Here is where it gets messy though, as a plethora of protocols, best practices and regulations are genuinely important. You don’t want to be synced through to the wrong child, or at the wrong time. Add in the security of making sure hackers don’t break through the software and you’ve created a minefield of problems.

“Then there is the control issue,” said Hennessey. “You need each device to have a housing that will comply with infection control. Babies are fragile, you don’t want to introduce any bacteria.”

However, this can all be overcome and Hennessey is one of the doctors driving for this medtech change, often ahead of any other hospital in the UK.

He’s currently working on a new app to improve how patients interact with the hospital, and how he and his colleagues interact with the patients. Funded by charities, like much of his projects, the idea is pretty standard: gamification.

It’s in the game

Patients leave the hospital with doctors already knowing what data they need on an ongoing basis. Via the app, patients can inform medical professionals and, perhaps in return, get credits supplied by partner companies.

In a children’s hospital such as Alder Hey, for example, gaming is an obvious starting point. So Hennessey got Sony on board.

“How do we reward patients, children, to comply with the health advice that we give them? Tell a child that he or she controls diabetes or their leg falls off – it’s not what they listen to. But if you tell them to control their diabetes and we’ll give them 1,000 Sony credits, they do.”

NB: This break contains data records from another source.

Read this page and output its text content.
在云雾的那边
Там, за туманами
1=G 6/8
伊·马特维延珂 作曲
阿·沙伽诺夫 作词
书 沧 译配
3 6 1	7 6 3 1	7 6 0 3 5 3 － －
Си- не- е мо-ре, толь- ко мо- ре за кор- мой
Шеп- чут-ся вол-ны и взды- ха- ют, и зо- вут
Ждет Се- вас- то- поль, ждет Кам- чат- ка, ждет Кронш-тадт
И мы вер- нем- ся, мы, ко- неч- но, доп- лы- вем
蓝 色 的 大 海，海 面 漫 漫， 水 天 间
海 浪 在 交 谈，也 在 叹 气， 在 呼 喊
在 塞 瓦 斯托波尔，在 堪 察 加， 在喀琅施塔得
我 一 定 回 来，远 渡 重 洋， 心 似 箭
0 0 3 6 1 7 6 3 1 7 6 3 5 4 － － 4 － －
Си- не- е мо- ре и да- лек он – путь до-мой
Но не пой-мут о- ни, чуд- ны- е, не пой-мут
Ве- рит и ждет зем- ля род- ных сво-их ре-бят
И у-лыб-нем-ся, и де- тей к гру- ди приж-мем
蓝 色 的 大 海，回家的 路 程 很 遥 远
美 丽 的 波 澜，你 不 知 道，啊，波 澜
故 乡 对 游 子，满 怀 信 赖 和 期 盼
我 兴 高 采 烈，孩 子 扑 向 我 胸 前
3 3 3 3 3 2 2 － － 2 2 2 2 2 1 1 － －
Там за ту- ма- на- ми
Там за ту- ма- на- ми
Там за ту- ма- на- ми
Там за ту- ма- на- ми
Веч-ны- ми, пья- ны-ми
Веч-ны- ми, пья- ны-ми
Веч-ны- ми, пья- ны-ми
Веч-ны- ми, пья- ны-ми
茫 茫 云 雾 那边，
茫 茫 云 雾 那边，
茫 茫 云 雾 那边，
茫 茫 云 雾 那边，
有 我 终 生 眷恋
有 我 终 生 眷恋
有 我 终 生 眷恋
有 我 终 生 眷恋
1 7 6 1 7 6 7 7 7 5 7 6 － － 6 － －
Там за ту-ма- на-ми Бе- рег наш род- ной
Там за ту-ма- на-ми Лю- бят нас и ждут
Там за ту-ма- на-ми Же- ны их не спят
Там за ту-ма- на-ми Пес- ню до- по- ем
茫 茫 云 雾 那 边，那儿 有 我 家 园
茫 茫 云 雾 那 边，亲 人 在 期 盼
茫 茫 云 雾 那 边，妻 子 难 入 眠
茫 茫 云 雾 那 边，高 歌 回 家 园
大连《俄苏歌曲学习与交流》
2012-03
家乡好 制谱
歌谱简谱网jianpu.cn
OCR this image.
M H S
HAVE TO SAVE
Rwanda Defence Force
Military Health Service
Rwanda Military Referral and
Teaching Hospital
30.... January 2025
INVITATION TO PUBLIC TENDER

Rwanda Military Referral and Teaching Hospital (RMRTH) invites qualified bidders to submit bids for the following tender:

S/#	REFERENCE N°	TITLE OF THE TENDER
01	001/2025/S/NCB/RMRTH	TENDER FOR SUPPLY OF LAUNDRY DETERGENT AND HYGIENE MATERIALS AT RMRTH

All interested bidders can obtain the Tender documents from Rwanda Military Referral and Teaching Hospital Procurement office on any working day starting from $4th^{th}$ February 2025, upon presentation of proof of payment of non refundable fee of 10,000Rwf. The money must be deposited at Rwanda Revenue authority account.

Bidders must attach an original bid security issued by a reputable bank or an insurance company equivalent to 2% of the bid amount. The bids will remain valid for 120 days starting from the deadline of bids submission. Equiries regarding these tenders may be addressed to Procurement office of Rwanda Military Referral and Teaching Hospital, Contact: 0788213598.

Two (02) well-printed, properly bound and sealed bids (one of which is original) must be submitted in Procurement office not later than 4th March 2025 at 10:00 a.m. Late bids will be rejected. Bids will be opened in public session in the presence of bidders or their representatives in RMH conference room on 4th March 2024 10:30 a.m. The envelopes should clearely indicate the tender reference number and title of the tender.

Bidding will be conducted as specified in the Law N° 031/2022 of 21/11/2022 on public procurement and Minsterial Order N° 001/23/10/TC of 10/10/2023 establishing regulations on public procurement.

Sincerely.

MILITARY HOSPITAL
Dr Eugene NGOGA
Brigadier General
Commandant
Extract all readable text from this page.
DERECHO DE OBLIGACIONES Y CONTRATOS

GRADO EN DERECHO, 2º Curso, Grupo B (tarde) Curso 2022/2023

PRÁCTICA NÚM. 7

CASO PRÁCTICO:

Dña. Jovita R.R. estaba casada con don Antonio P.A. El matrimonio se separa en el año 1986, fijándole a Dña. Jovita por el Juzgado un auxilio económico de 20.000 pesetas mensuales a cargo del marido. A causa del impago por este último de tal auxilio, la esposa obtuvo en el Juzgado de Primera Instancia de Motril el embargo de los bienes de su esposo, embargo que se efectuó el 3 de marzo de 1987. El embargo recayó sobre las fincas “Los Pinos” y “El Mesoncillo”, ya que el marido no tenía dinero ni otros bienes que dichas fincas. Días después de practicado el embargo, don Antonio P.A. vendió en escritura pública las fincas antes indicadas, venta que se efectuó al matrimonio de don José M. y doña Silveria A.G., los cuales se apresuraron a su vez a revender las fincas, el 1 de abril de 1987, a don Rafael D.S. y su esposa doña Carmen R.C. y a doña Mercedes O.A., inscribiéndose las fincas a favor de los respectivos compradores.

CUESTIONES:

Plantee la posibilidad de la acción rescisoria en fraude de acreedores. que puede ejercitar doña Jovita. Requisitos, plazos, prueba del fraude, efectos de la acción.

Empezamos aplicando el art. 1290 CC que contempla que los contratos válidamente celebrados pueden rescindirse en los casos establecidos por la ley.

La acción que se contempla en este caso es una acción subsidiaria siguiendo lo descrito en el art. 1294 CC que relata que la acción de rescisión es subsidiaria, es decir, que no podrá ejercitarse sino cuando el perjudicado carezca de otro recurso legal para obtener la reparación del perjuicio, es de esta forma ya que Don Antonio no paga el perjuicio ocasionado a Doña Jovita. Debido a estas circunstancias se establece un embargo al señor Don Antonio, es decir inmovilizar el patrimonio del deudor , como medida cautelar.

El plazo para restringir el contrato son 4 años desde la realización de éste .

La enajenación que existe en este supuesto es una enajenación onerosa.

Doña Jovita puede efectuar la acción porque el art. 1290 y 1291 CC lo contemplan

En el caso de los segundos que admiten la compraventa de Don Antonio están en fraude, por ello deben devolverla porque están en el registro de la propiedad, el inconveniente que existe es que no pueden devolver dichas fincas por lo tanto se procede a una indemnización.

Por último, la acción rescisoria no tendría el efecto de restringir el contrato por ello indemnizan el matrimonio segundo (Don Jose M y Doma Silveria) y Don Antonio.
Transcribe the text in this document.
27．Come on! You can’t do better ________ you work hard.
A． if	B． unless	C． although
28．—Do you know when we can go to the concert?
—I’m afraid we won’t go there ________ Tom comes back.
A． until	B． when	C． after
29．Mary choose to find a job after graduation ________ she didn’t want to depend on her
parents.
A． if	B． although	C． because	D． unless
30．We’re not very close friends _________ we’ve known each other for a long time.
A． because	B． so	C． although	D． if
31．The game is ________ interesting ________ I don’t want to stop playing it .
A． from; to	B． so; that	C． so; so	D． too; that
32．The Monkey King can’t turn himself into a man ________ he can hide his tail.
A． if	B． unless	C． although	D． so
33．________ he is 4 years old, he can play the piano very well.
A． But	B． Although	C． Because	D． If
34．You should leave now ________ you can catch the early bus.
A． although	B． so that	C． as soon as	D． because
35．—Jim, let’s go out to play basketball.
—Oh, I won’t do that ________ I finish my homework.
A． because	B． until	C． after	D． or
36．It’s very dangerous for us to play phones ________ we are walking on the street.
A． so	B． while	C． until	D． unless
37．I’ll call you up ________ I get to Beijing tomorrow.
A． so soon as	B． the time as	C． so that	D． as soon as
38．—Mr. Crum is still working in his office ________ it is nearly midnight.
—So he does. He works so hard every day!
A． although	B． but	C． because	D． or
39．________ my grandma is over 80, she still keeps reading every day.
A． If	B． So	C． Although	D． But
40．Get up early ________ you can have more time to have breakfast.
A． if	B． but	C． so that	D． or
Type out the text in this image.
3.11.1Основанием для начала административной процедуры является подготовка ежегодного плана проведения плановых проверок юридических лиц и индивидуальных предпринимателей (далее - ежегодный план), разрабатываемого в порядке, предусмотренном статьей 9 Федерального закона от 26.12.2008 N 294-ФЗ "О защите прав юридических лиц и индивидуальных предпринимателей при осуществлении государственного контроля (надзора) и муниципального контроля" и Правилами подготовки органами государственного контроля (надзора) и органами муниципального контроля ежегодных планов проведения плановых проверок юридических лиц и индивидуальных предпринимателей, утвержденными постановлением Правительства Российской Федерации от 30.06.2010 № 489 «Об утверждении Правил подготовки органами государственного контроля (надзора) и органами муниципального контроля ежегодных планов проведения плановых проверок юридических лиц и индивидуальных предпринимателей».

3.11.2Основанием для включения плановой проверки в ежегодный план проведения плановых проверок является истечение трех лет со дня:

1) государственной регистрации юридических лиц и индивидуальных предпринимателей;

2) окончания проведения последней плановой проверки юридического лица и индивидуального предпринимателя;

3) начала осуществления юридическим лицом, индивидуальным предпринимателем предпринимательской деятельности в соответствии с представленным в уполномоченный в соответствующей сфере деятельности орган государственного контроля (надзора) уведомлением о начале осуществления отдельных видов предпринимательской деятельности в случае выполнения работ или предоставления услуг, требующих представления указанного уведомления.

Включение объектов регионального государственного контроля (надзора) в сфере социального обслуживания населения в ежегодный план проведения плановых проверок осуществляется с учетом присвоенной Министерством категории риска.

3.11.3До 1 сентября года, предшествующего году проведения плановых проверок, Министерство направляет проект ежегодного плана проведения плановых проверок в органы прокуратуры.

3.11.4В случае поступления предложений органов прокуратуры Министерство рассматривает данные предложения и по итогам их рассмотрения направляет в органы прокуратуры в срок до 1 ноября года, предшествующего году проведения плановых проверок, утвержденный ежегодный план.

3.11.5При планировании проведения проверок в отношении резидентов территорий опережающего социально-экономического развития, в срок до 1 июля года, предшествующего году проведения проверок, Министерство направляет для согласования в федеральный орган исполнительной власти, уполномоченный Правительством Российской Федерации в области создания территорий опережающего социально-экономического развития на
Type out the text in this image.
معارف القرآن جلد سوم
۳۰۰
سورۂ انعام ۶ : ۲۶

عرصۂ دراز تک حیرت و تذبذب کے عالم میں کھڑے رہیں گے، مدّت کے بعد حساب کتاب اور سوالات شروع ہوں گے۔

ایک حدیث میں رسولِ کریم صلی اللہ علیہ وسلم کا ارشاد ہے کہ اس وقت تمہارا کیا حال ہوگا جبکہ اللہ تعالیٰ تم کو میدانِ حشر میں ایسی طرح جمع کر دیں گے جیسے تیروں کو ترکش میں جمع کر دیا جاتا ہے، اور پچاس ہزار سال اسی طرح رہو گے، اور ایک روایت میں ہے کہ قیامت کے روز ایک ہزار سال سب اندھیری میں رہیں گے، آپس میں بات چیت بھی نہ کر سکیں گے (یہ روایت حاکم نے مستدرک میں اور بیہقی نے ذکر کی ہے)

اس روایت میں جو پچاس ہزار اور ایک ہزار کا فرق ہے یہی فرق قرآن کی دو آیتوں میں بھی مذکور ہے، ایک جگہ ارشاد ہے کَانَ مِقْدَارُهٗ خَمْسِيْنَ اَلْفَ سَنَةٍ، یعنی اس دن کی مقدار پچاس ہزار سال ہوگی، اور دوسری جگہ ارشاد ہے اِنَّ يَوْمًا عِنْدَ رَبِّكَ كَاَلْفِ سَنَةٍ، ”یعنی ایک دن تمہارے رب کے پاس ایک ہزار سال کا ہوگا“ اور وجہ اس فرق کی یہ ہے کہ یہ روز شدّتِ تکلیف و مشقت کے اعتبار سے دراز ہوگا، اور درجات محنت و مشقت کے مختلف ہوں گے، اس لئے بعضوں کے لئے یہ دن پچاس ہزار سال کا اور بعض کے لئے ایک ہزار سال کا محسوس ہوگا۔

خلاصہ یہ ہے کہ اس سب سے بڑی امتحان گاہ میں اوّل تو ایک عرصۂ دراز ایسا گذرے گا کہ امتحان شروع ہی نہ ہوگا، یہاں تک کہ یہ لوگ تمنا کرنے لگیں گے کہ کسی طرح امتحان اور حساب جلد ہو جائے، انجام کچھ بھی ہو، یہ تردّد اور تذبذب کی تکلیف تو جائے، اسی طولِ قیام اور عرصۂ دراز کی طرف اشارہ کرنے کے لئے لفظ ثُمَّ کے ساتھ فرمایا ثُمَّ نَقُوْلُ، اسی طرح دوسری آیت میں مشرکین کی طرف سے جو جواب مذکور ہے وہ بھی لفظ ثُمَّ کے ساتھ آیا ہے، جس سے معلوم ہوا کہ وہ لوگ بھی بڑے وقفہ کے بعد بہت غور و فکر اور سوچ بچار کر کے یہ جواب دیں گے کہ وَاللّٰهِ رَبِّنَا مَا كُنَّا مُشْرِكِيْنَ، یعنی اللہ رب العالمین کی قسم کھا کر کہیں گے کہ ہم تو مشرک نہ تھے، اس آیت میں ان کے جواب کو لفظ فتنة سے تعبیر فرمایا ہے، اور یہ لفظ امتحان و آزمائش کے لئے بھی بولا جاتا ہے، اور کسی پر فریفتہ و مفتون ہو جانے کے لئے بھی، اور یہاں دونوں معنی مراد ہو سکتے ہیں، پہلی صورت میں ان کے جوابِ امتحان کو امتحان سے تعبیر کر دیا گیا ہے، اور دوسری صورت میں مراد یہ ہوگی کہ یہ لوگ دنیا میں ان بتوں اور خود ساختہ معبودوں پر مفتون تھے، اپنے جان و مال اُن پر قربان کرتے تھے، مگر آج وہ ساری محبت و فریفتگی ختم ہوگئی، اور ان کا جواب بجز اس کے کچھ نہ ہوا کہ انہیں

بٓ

The app in question has been tendered and is currently being built. IBM Watson’s IoT armoury is helping with the communication. It’s big business.

“This is absolutely key to how we work here,” said Hennessey of the partner model. “We invite partners in, we articulate our problems, they say what they have and we tell them if it’s a good solution. Otherwise they go off and build something and tell us we want it.”

That is not technology to help the health service. Medical professionals know what they need and they also know what’s possible, simply by looking at what consumers are using in everyday life.

Skype your doctor, swipe your app when you take your medicine. Simple stuff, really, with complications that should be viewed as things to be overcome. Hospitals like Alder Hey might hopefully spread the word.

Dr Iain Hennessey will be at Internet of Things World, a conference in Dublin later this month, discussing how partnerships will help improve connected healthcare.